The LA Times reports that Los Angeles posted a record-high high school graduation rate last year:

For the high school class that graduated in 2022, the percentage of students who earned a diploma in four years in Los Angeles Unified — the nation’s second-largest school system — was 86%....There was about a 4.5 percentage point increase from 81.6%, a continuation of an ongoing trend of annual graduation-rate increases.

An increase of 4.5% in a single year hardly seems plausible. And yet, here's a look at the past decade:

As it happens, the Times apparently got things wrong. The graduation rate in 2021 was 83.8%, not 81.6%, so the increase was actually 2.2%. This is fairly normal for LA Unified, which has averaged a 2% annual increase since 2010.

Of course, I wouldn't be surprised if there are two or three different measures of graduation rates. On the other hand, the LAUSD dashboard has the 2022 graduation rate right, so I suppose it has the 2021 rate correct as well.

In any case, this seems pretty remarkable. What on earth has LAUSD done to increase its graduation rate by 24 points in a mere 13 years?

From the LA Times:

The right of billionaires to travel in secrecy is a niche concern, to say the least.

True enough. However, when your paper employs a "wealth reporter" you gotta write about something, don't you?

I have to admit that, zillionaires or not, I sort of sympathize with them on this issue. Sometimes you just want to go somewhere and not have the whole world know about it. Still, as the story points out, you can always travel by charter jet, which allows all the privacy you want and almost all of the luxury of a private jet. So there's no reason to feel too sorry for all these hotly pursued celebrities.

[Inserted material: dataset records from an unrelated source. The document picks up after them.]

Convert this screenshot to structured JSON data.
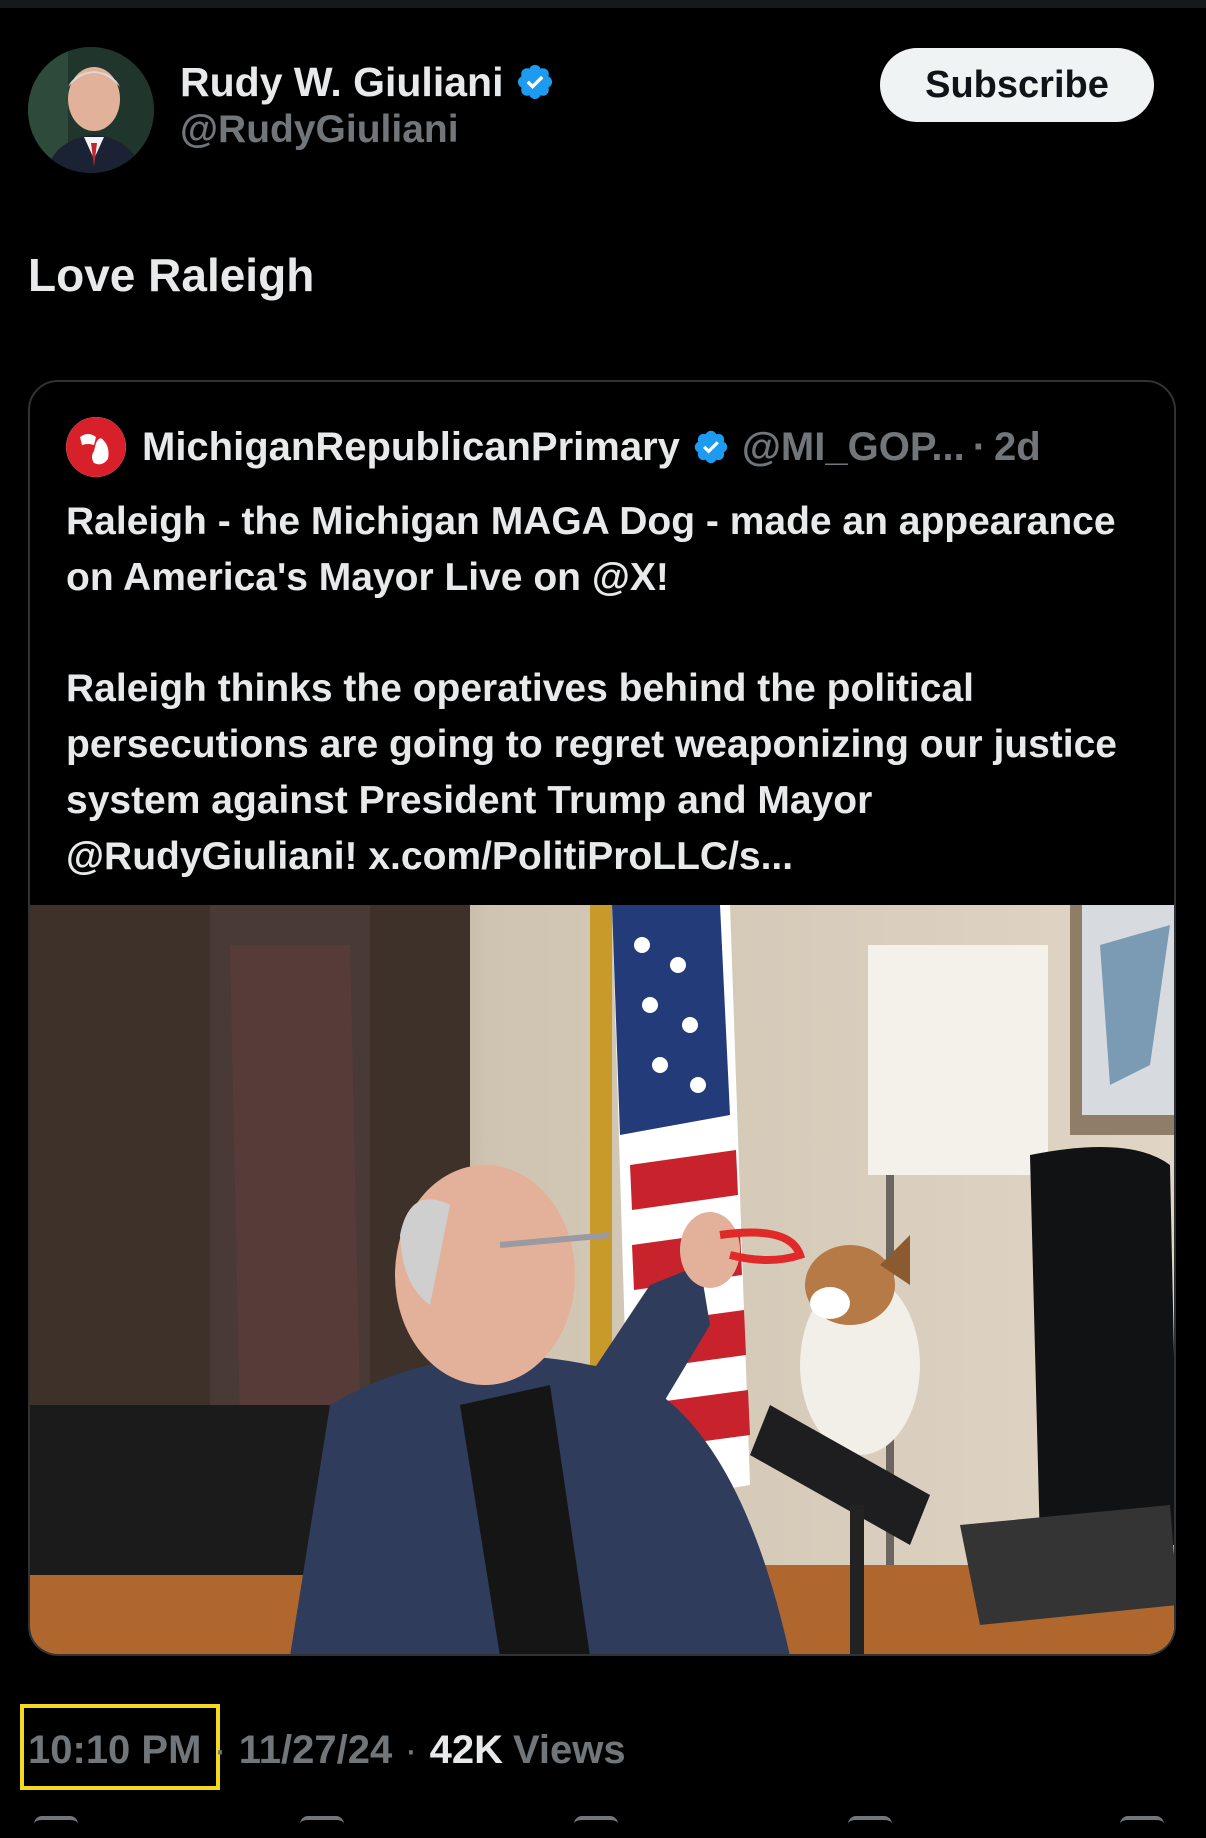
{
  "author": {
    "name": "Rudy W. Giuliani",
    "handle": "@RudyGiuliani",
    "avatar_icon": "avatar-photo-icon",
    "verified_icon": "verified-badge-icon"
  },
  "subscribe_label": "Subscribe",
  "post_text": "Love Raleigh",
  "quote": {
    "name": "MichiganRepublicanPrimary",
    "handle": "@MI_GOP...",
    "separator": "·",
    "time": "2d",
    "paragraph1": "Raleigh - the Michigan MAGA Dog - made an appearance on America's Mayor Live on @X!",
    "paragraph2": "Raleigh thinks the operatives behind the political persecutions are going to regret weaponizing our justice system against President Trump and Mayor @RudyGiuliani! x.com/PolitiProLLC/s..."
  },
  "meta": {
    "time": "10:10 PM",
    "dot1": "·",
    "date": "11/27/24",
    "dot2": "·",
    "views_count": "42K",
    "views_label": "Views"
  },
  "colors": {
    "background": "#000000",
    "text": "#e7e9ea",
    "muted": "#71767b",
    "verified": "#1d9bf0",
    "highlight": "#f5d91e"
  }
}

Until its implosion last month, Alameda Research was the sister company of FTX. Both were founded by Sam Bankman-Fried, and Alameda was the company that borrowed customer deposits from FTX using inflated crypto tokens as "collateral." The money was used partly to fund risky investments and partly to make loans to SBF and his CTO, Gary Wang.

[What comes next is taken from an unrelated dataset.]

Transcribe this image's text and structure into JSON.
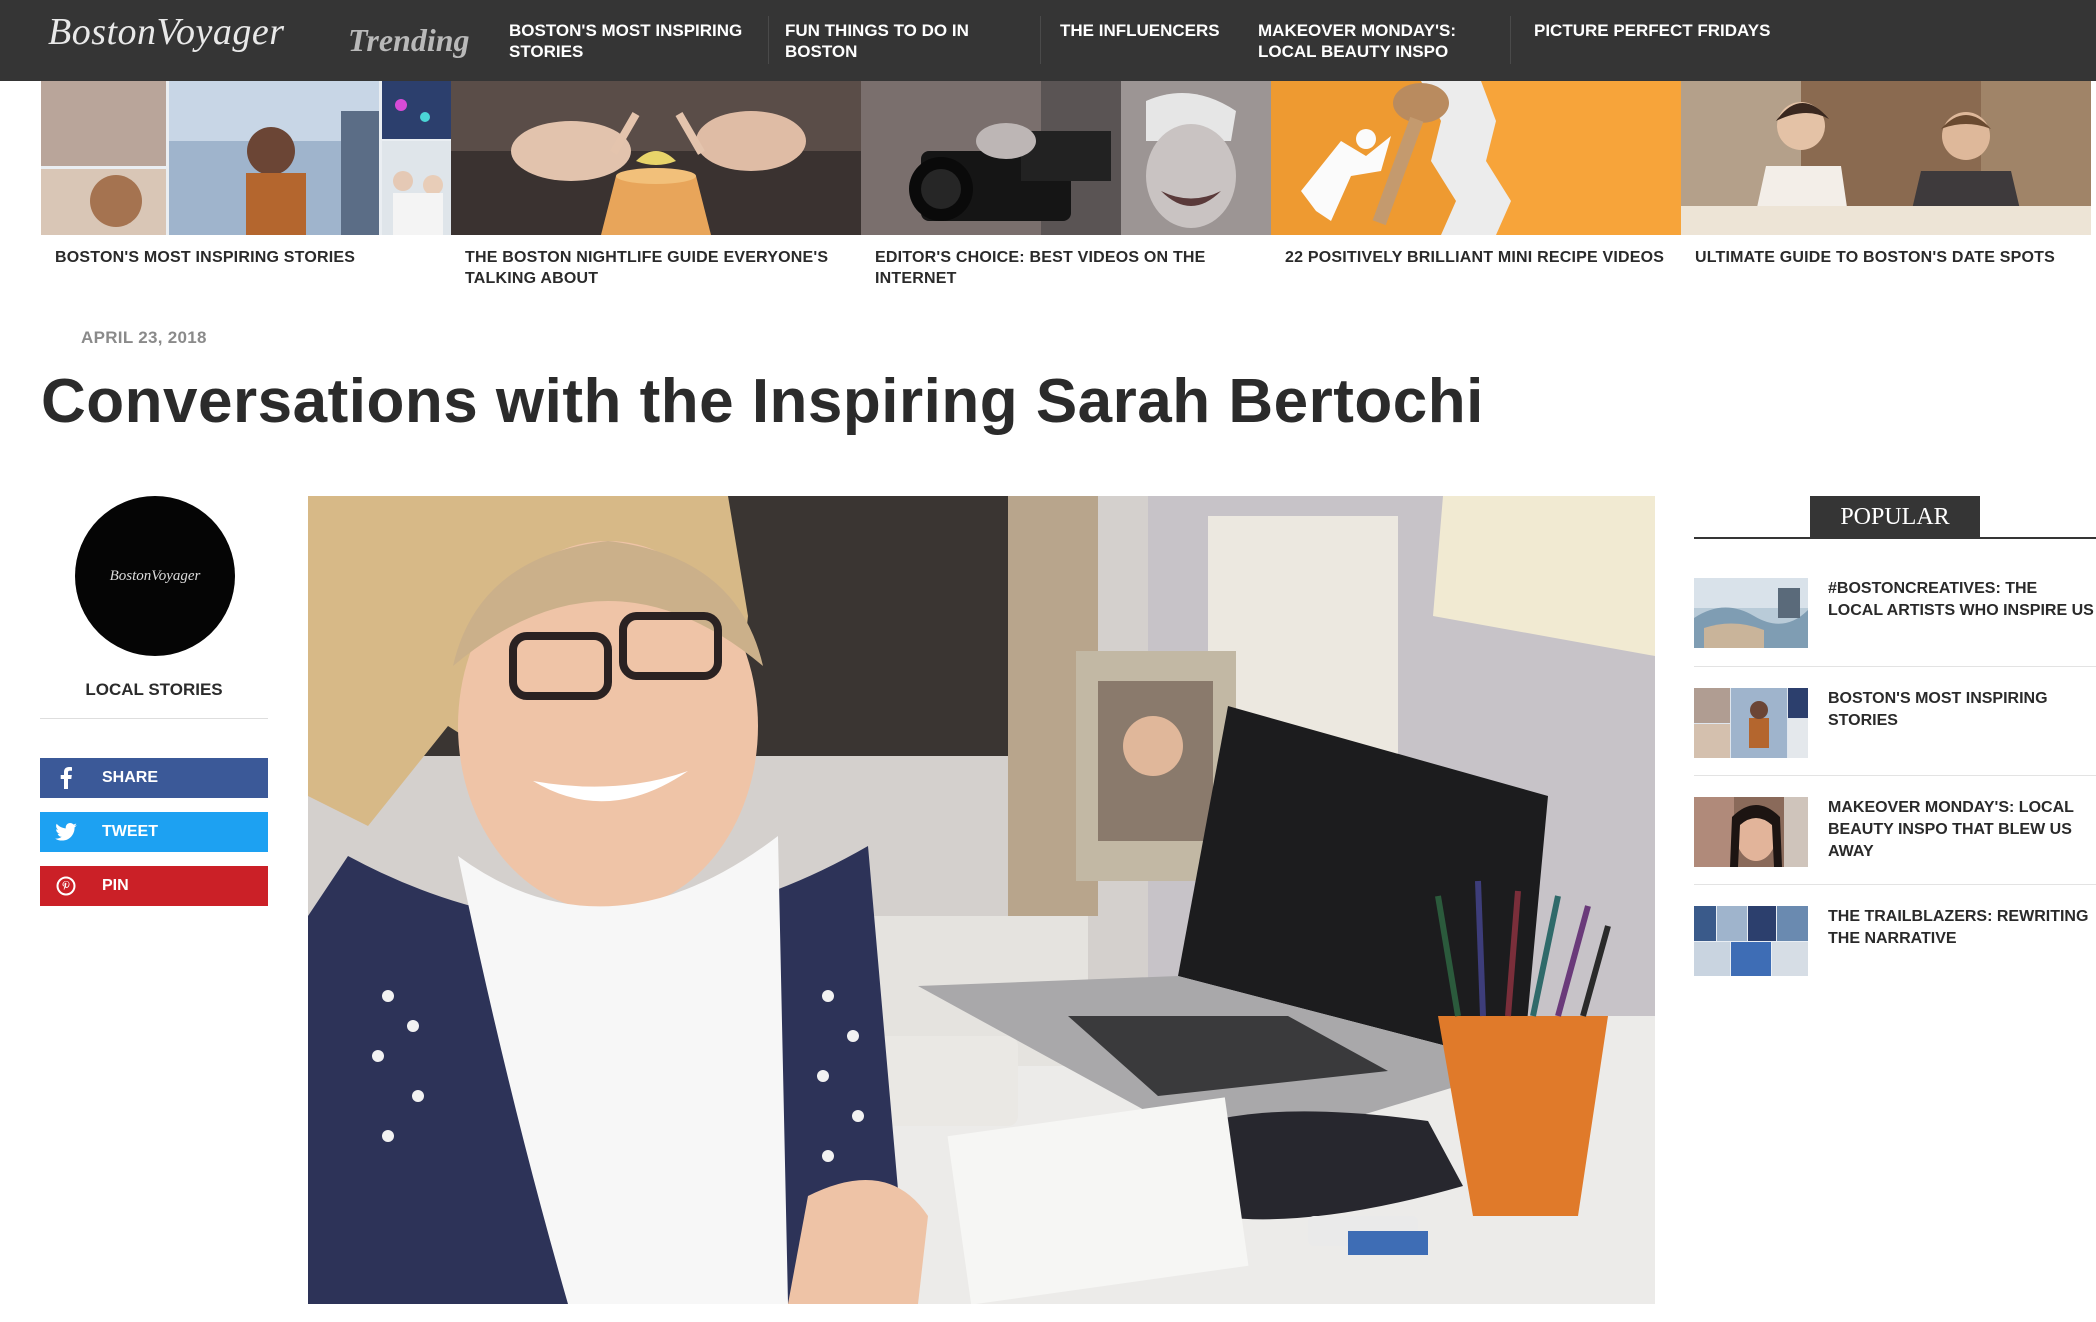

A couple of weeks ago the former CEO of Alameda Research, Caroline Ellison, was spotted in New York City:

Sure enough, it turns out she's been spilling the beans on Sam Bankman-Fried the whole time. So has Wang. The Wall Street Journal has the story:

Ms. Ellison, 28 years old, pleaded guilty to seven counts, including wire fraud and conspiracy to commit securities fraud, according to her plea agreement, which was signed Monday. Mr. Wang, 29, pleaded guilty to four counts, including wire fraud.

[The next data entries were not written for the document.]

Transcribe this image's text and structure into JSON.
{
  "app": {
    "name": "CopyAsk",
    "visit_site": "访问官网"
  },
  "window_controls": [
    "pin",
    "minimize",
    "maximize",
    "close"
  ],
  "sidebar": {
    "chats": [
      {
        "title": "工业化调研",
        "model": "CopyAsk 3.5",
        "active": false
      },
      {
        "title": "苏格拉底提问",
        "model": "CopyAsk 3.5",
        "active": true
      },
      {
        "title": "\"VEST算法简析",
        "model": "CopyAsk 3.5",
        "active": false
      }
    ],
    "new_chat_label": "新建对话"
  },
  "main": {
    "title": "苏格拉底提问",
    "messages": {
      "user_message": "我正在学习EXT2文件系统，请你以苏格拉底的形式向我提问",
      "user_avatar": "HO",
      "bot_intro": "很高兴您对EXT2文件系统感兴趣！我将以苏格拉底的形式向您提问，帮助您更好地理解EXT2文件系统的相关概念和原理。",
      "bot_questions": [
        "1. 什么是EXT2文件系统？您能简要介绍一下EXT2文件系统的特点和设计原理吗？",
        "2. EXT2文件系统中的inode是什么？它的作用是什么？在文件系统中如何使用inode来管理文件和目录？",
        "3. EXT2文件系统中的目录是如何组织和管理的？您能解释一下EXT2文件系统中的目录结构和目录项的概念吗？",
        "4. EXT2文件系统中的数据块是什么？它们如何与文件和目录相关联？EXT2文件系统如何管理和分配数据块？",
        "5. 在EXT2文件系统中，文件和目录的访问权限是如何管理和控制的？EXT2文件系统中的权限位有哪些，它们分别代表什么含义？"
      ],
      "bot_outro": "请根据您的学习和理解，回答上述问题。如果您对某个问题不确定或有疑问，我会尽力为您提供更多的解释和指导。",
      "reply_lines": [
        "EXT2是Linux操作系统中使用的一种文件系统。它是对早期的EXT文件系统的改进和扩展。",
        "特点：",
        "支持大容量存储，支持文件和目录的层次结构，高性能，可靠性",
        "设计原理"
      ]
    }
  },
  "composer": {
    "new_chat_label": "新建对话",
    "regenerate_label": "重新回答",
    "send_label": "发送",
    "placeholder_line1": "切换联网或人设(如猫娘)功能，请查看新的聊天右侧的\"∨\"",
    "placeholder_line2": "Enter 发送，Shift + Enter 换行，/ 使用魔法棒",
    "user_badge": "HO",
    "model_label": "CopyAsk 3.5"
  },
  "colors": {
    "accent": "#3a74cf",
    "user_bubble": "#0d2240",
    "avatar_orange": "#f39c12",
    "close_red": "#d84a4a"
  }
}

....According to their plea agreements, Ms. Ellison and Mr. Wang are expected to truthfully disclose information to investigators, provide requested evidence and appear in front of a grand jury or court proceeding if asked. In exchange, the government will inform the judge of the defendants’ assistance and request lesser sentences.

This might explain why SBF agreed to be extradited and is now in custody in New York. He knew the jig was up and there was little point in fighting any longer.